Te Ohu Kaimoana said it was also concerned that environmental NGOs were pressurising governments to reject the interim compromise package without informing the public of the possible consequences on that action.

“Environmental NGOs have an economic interest in the continued dysfunction of the IWC because they use the conflict as a means of attracting funds from a misinformed public. But their pressure on the New Zealand Government, among others, to reject the compromise deal may ensure the collapse of the IWC, leaving the world without the IWC for the conservation and management of whales,” Mr Tomoana said.

The true risk for New Zealand is that nations that conduct whaling do not have to belong to the IWC under international law and could leave it to legitimately establish a new organisation for the management of whaling or extend an existing organisation, such as the North Atlantic Marine Mammal Commission (NAMMCO) to include whaling in areas beyond the North Atlantic. This would be permissible under the United Nations Convention on the Law of the Sea (UNCLOS).

“This is the risk of failing to find an interim compromise at this year’s meeting. We need to keep all whaling countries at the IWC table or risk them leaving to form their own organisation where New Zealand and other countries would have no influence over whaling activities,” Mr Tomoana said. “Let us not forget that the Whaling Convention is to provide for the management of sustainable whaling – it is not about the anti-whaling industry,” he added.

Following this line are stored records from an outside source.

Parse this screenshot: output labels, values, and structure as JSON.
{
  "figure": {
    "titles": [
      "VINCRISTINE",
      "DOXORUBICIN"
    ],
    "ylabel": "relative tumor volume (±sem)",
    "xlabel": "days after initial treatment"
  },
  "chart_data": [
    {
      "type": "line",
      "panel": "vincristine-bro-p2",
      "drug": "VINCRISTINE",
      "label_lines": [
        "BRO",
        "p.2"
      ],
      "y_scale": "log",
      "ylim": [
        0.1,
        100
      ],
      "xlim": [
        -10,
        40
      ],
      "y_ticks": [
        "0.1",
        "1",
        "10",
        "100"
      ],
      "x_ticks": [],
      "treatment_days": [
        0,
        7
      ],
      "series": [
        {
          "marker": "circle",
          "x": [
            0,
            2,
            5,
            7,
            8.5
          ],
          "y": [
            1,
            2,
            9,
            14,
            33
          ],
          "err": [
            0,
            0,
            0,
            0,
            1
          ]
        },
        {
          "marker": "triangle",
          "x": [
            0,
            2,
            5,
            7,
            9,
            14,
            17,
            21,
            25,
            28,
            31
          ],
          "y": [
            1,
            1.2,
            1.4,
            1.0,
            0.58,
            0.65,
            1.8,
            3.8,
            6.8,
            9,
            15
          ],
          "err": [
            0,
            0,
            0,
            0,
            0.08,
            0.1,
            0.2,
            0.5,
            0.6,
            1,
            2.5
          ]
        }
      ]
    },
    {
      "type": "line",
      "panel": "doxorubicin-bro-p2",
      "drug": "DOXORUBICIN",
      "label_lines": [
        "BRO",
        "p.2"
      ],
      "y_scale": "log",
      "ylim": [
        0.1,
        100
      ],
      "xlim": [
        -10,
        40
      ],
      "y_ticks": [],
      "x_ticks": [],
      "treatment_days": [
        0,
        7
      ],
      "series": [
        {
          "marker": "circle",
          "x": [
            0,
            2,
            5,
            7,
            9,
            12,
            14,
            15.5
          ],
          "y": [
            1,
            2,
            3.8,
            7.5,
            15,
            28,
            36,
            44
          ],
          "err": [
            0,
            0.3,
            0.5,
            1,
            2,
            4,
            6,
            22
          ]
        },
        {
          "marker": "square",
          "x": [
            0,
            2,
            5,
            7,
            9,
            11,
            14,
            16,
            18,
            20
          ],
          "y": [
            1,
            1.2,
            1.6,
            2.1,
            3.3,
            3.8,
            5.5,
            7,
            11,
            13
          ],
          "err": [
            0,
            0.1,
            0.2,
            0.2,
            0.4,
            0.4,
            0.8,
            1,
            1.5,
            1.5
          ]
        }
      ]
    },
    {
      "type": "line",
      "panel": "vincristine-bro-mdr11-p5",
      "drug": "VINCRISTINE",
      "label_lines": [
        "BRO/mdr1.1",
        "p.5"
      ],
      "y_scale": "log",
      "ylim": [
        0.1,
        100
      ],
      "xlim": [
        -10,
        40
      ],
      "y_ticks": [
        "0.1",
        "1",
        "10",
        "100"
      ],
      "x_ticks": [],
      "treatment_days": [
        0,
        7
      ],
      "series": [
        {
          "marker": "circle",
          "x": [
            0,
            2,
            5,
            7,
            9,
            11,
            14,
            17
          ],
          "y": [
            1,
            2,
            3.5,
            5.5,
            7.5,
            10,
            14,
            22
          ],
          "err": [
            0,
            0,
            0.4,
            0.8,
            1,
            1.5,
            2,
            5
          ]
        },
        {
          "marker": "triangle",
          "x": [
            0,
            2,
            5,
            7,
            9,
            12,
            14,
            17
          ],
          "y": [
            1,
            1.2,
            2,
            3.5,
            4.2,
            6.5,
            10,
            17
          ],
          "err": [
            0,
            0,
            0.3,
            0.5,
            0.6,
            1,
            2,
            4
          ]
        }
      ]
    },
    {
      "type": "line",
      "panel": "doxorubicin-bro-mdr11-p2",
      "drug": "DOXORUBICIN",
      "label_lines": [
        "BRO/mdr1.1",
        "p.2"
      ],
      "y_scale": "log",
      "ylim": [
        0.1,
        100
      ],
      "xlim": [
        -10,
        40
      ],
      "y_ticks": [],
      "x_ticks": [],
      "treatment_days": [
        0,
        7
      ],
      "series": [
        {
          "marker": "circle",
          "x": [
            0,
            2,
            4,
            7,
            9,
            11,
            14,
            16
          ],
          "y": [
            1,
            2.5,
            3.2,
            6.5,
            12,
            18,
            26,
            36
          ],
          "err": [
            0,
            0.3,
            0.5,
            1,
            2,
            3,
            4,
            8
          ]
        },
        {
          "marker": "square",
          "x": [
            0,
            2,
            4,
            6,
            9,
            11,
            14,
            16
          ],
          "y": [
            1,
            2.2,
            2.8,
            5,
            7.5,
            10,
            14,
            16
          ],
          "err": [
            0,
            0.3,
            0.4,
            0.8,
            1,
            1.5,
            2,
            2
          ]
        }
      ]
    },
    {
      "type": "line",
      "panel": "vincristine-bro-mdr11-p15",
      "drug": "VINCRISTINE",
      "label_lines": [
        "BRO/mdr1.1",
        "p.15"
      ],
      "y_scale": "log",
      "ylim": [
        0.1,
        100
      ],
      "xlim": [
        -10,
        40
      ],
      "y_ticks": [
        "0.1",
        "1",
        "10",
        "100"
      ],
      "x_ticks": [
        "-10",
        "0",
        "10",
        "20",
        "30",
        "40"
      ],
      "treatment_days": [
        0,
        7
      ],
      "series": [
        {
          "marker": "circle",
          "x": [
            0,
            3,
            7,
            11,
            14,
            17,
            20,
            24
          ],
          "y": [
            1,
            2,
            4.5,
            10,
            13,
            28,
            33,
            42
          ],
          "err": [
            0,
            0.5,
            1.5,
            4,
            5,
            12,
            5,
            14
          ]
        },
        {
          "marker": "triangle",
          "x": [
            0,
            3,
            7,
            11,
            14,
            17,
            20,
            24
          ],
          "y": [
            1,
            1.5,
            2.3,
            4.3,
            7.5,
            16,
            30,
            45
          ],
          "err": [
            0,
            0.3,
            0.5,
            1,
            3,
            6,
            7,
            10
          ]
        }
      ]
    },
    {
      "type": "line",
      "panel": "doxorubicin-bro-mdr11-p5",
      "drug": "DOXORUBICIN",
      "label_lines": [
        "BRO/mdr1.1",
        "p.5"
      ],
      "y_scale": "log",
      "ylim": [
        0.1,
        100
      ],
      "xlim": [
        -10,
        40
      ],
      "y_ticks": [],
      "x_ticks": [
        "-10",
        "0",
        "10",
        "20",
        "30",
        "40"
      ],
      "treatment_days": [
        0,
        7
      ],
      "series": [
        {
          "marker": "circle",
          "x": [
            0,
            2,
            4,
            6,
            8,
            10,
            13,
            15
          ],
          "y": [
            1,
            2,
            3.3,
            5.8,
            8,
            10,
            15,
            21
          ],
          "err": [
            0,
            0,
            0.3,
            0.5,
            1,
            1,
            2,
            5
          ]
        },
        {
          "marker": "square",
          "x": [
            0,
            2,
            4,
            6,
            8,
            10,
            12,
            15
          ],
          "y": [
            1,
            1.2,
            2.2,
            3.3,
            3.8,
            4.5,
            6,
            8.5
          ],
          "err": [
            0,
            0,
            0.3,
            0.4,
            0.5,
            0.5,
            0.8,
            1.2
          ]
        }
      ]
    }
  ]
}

Te Ohu Kaimoana also rejected claims from environmental NGOs that Japan was making too many demands. Japan had made a number of compromises to reduce catches, including agreeing to reduce its Antarctic research programme by half, suspending its rights to issue new Article VIII permits for research whaling and suspending its right under Article V to file objections to new regulations. Japan has also agreed to the creation of a South Atlantic sanctuary and reiterated that a sustainable whaling regime required an international observer scheme, a DNA registry and market sampling, and a vessel monitoring scheme.

“The interim compromise is only a step on the path to resolution, but it is a significant step and one that reduces the annual catch of whales around the world. The real work would begin over the next 5 to 10 years as IWC members attempt to resolve fundamental differences, such as research whaling and the moratorium on commercial whaling,” Mr Tomoana said.

“It is important that the New Zealand Government does not walk away from the diplomatic process and instead continues in the good faith that it has to complete the interim compromise for the long-term future of the IWC.”